The Development of an Instrument that Assesses the Verbal Operants of Military Service Members and Veterans with Traumatic Brain Injury: An Update on the VOCAL-MilVet
ALEXANDER BRITT (George Mason University), Kent Corso (NCR Behavioral Health, LLC), Theodore A. Hoch (George Mason University), Rekha Sharma (George Mason University), Adam Dreyfus (Sarah Dooley Center), Mark R. Clingan (WVU - CED Retired)
Abstract: The Verbal Operant Channel Assessment of Language for Military and Veterans (VOCAL-MilVet) is an instrument which assesses the verbal repertoires of military and non-military adult survivors of acquired brain injury, stroke, TBI, or other neurological assault. VOCAL-MilVet shares a similar format as the Behavioral Language Assessment and the Assessment of Basic Language and Learning Skills (Sundberg & Partington, 1998), which offers precise assessment of verbal repertoires and yield precise instruction in verbal repertoires for children and adults with autism and other disabilities, and revolutionized how verbal behavior is assessed and taught for these populations. Considering that the wars since 9/11 have resulted in over 253,000 traumatic brain injuries (TBI; Congressional Research Service, 2013) revolutionizing how verbal behavior is assessed and taught in the military and veteran population would also be beneficial. Methods for assessment and remediation of verbal repertoires for these adults is currently limited to speech and language pathology services. Actually, no behavior analytic services are even available officially or unofficially within the Department of Defense or the Department of Veteran Affairs. We describe the process of item development, and share matching to sample task content, while also describing the challenges and progress associated with this instrument’s development.
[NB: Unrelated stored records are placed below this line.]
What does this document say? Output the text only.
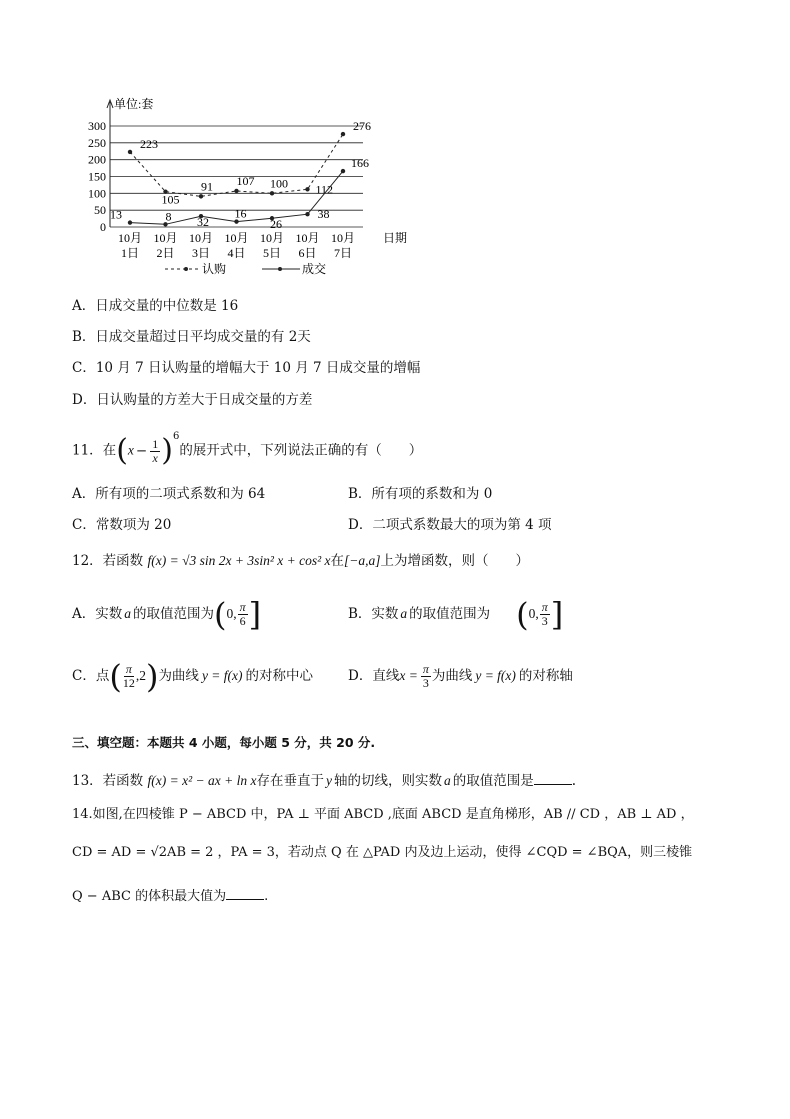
0
50
100
150
200
250
300
单位:套
10月
1日
10月
2日
10月
3日
10月
4日
10月
5日
10月
6日
10月
7日
日期
223
105
91 107 100 112
276
13	8 32
16
26
38
166
认购	成交
A．日成交量的中位数是 16
B．日成交量超过日平均成交量的有 2天
C．10 月 7 日认购量的增幅大于 10 月 7 日成交量的增幅
D．日认购量的方差大于日成交量的方差
11．在$(x - \frac{1}{x} )^6$的展开式中，下列说法正确的有（　　）
A．所有项的二项式系数和为 64	B．所有项的系数和为 0
C．常数项为 20	D．二项式系数最大的项为第 4 项
12．若函数 f(x) = √3 sin 2x + 3sin² x + cos² x在[−a,a]上为增函数，则（　　）
A．实数 a 的取值范围为(0, $\frac{\pi}{6}$ ]	B．实数 a 的取值范围为 (0, $\frac{\pi}{3}$ ]
C．点( $\frac{\pi}{12} ,2$)为曲线 y = f(x) 的对称中心	D．直线$x = \frac{\pi}{3}$ 为曲线 y = f(x) 的对称轴
三、填空题：本题共 4 小题，每小题 5 分，共 20 分.
13．若函数 f(x) = x² − ax + ln x存在垂直于 y 轴的切线，则实数 a 的取值范围是	.
14.如图,在四棱锥 P − ABCD 中，PA ⊥ 平面 ABCD ,底面 ABCD 是直角梯形，AB // CD ，AB ⊥ AD ，
CD = AD = √2AB = 2 ，PA = 3，若动点 Q 在 △PAD 内及边上运动，使得 ∠CQD = ∠BQA，则三棱锥
Q − ABC 的体积最大值为	.
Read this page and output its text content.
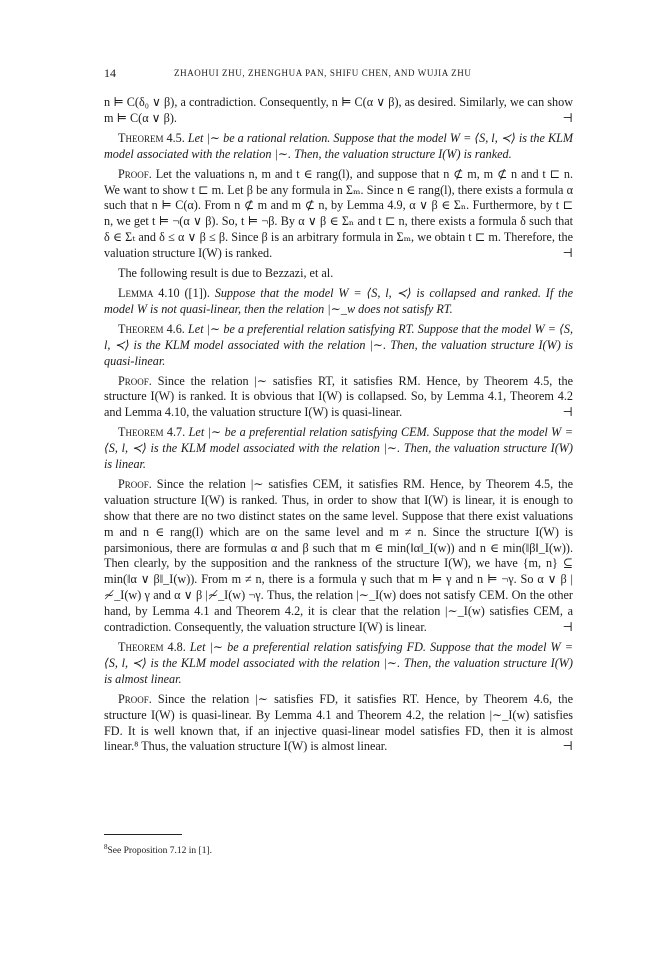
14	ZHAOHUI ZHU, ZHENGHUA PAN, SHIFU CHEN, AND WUJIA ZHU

n ⊨ C(δ₀ ∨ β), a contradiction. Consequently, n ⊨ C(α ∨ β), as desired. Similarly, we can show m ⊨ C(α ∨ β).	⊣

Theorem 4.5. Let |∼ be a rational relation. Suppose that the model W = ⟨S, l, ≺⟩ is the KLM model associated with the relation |∼. Then, the valuation structure I(W) is ranked.

Proof. Let the valuations n, m and t ∈ rang(l), and suppose that n ⊄ m, m ⊄ n and t ⊏ n. We want to show t ⊏ m. Let β be any formula in Σₘ. Since n ∈ rang(l), there exists a formula α such that n ⊨ C(α). From n ⊄ m and m ⊄ n, by Lemma 4.9, α ∨ β ∈ Σₙ. Furthermore, by t ⊏ n, we get t ⊨ ¬(α ∨ β). So, t ⊨ ¬β. By α ∨ β ∈ Σₙ and t ⊏ n, there exists a formula δ such that δ ∈ Σₜ and δ ≤ α ∨ β ≤ β. Since β is an arbitrary formula in Σₘ, we obtain t ⊏ m. Therefore, the valuation structure I(W) is ranked.	⊣

The following result is due to Bezzazi, et al.

Lemma 4.10 ([1]). Suppose that the model W = ⟨S, l, ≺⟩ is collapsed and ranked. If the model W is not quasi-linear, then the relation |∼_w does not satisfy RT.

Theorem 4.6. Let |∼ be a preferential relation satisfying RT. Suppose that the model W = ⟨S, l, ≺⟩ is the KLM model associated with the relation |∼. Then, the valuation structure I(W) is quasi-linear.

Proof. Since the relation |∼ satisfies RT, it satisfies RM. Hence, by Theorem 4.5, the structure I(W) is ranked. It is obvious that I(W) is collapsed. So, by Lemma 4.1, Theorem 4.2 and Lemma 4.10, the valuation structure I(W) is quasi-linear.	⊣

Theorem 4.7. Let |∼ be a preferential relation satisfying CEM. Suppose that the model W = ⟨S, l, ≺⟩ is the KLM model associated with the relation |∼. Then, the valuation structure I(W) is linear.

Proof. Since the relation |∼ satisfies CEM, it satisfies RM. Hence, by Theorem 4.5, the valuation structure I(W) is ranked. Thus, in order to show that I(W) is linear, it is enough to show that there are no two distinct states on the same level. Suppose that there exist valuations m and n ∈ rang(l) which are on the same level and m ≠ n. Since the structure I(W) is parsimonious, there are formulas α and β such that m ∈ min(‖α‖_I(w)) and n ∈ min(‖β‖_I(w)). Then clearly, by the supposition and the rankness of the structure I(W), we have {m, n} ⊆ min(‖α ∨ β‖_I(w)). From m ≠ n, there is a formula γ such that m ⊨ γ and n ⊨ ¬γ. So α ∨ β |≁_I(w) γ and α ∨ β |≁_I(w) ¬γ. Thus, the relation |∼_I(w) does not satisfy CEM. On the other hand, by Lemma 4.1 and Theorem 4.2, it is clear that the relation |∼_I(w) satisfies CEM, a contradiction. Consequently, the valuation structure I(W) is linear.	⊣

Theorem 4.8. Let |∼ be a preferential relation satisfying FD. Suppose that the model W = ⟨S, l, ≺⟩ is the KLM model associated with the relation |∼. Then, the valuation structure I(W) is almost linear.

Proof. Since the relation |∼ satisfies FD, it satisfies RT. Hence, by Theorem 4.6, the structure I(W) is quasi-linear. By Lemma 4.1 and Theorem 4.2, the relation |∼_I(w) satisfies FD. It is well known that, if an injective quasi-linear model satisfies FD, then it is almost linear.⁸ Thus, the valuation structure I(W) is almost linear.	⊣

$^8$See Proposition 7.12 in [1].
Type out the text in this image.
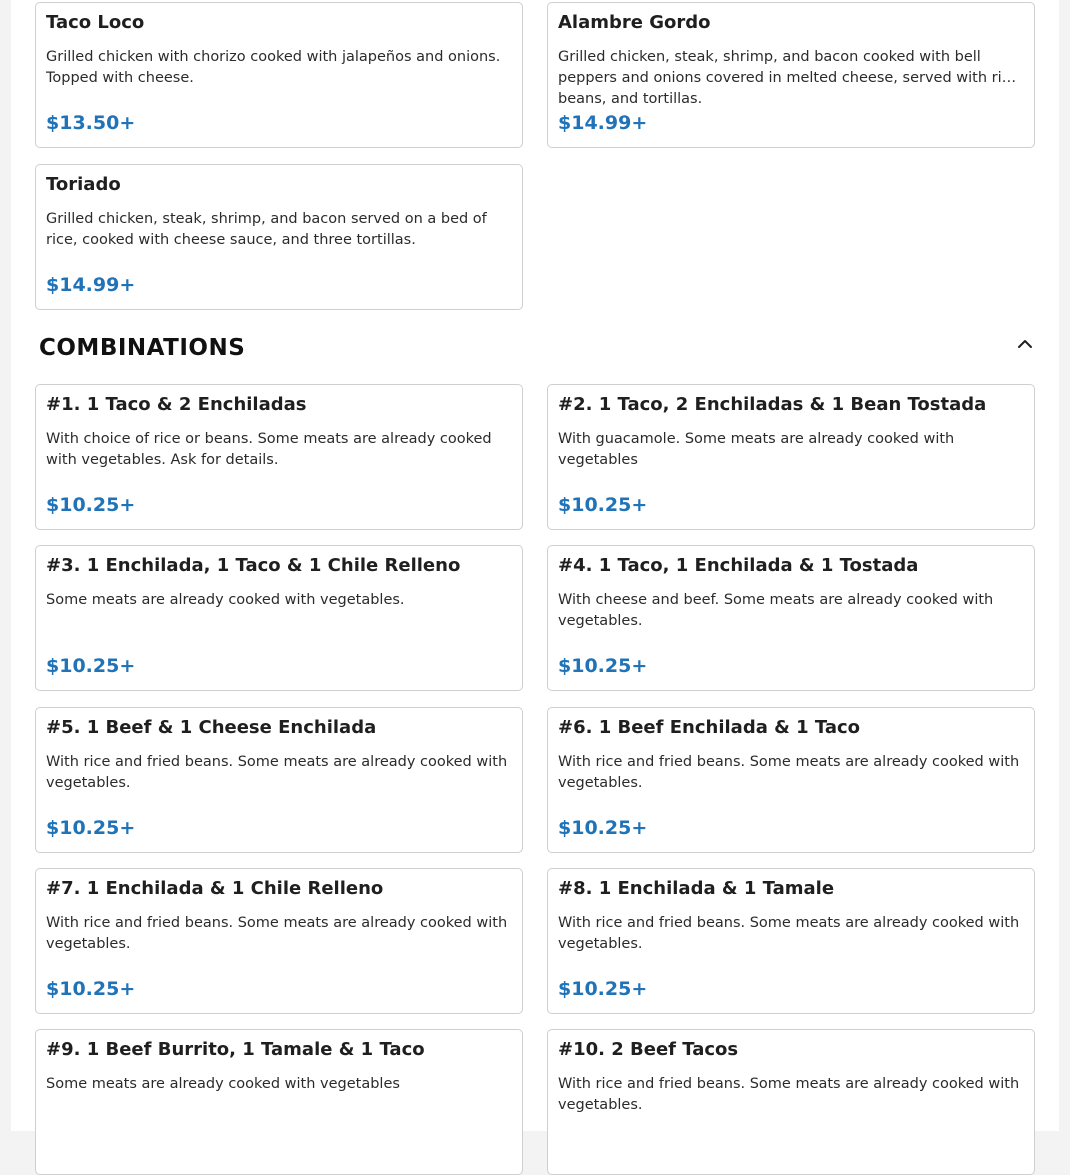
Taco Loco
Grilled chicken with chorizo cooked with jalapeños and onions. Topped with cheese.
$13.50+
Alambre Gordo
Grilled chicken, steak, shrimp, and bacon cooked with bell peppers and onions covered in melted cheese, served with rice, beans, and tortillas.
$14.99+
Toriado
Grilled chicken, steak, shrimp, and bacon served on a bed of rice, cooked with cheese sauce, and three tortillas.
$14.99+
COMBINATIONS
#1. 1 Taco & 2 Enchiladas
With choice of rice or beans. Some meats are already cooked with vegetables. Ask for details.
$10.25+
#2. 1 Taco, 2 Enchiladas & 1 Bean Tostada
With guacamole. Some meats are already cooked with vegetables
$10.25+
#3. 1 Enchilada, 1 Taco & 1 Chile Relleno
Some meats are already cooked with vegetables.
$10.25+
#4. 1 Taco, 1 Enchilada & 1 Tostada
With cheese and beef. Some meats are already cooked with vegetables.
$10.25+
#5. 1 Beef & 1 Cheese Enchilada
With rice and fried beans. Some meats are already cooked with vegetables.
$10.25+
#6. 1 Beef Enchilada & 1 Taco
With rice and fried beans. Some meats are already cooked with vegetables.
$10.25+
#7. 1 Enchilada & 1 Chile Relleno
With rice and fried beans. Some meats are already cooked with vegetables.
$10.25+
#8. 1 Enchilada & 1 Tamale
With rice and fried beans. Some meats are already cooked with vegetables.
$10.25+
#9. 1 Beef Burrito, 1 Tamale & 1 Taco
Some meats are already cooked with vegetables
#10. 2 Beef Tacos
With rice and fried beans. Some meats are already cooked with vegetables.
Suicide Prevention Program Outcome Evaluation using the Standard Celeration Chart and Single-Case Research Design
KENT CORSO (NCR Behavioral Health, LLC)
Abstract: In 2010 U.S. civilian suicides equaled 38,364—the total U.S. population was 308,745,538, which equals a crude rate of 12.4. Since 2001 military suicides have increased, and in 2010 equaled 17.4, which is considerably higher than the civilian rate (National Center for Telehealth and Technology, 2011). The author charts military suicides since 9/11 across multiple military services and displays these trends. Clearly the SCC can be used as part of any treatment (i.e., to track the rate at which suicidal symptoms change prior to a death by suicide), which would bolster current methods used in contemporary suicidology. Yet, utilizing the SSC as a program outcome evaluation tool for military suicide prevention programs fulfills an unaddressed need. The Defense Department as of 2013 spent 107 million dollars on suicide prevention (Rand, 2014), but no military service currently conducts formal program outcome evaluation other than the rudimentary tracking suicides overtime and drawing conclusions annually. The author describes using the SSC as a program outcome evaluation tool for military suicide prevention programs. Single case research design is leveraged to overcome limitations of statistical power in examining suicide trends. Current methods, challenges, and progress of this work are discussed.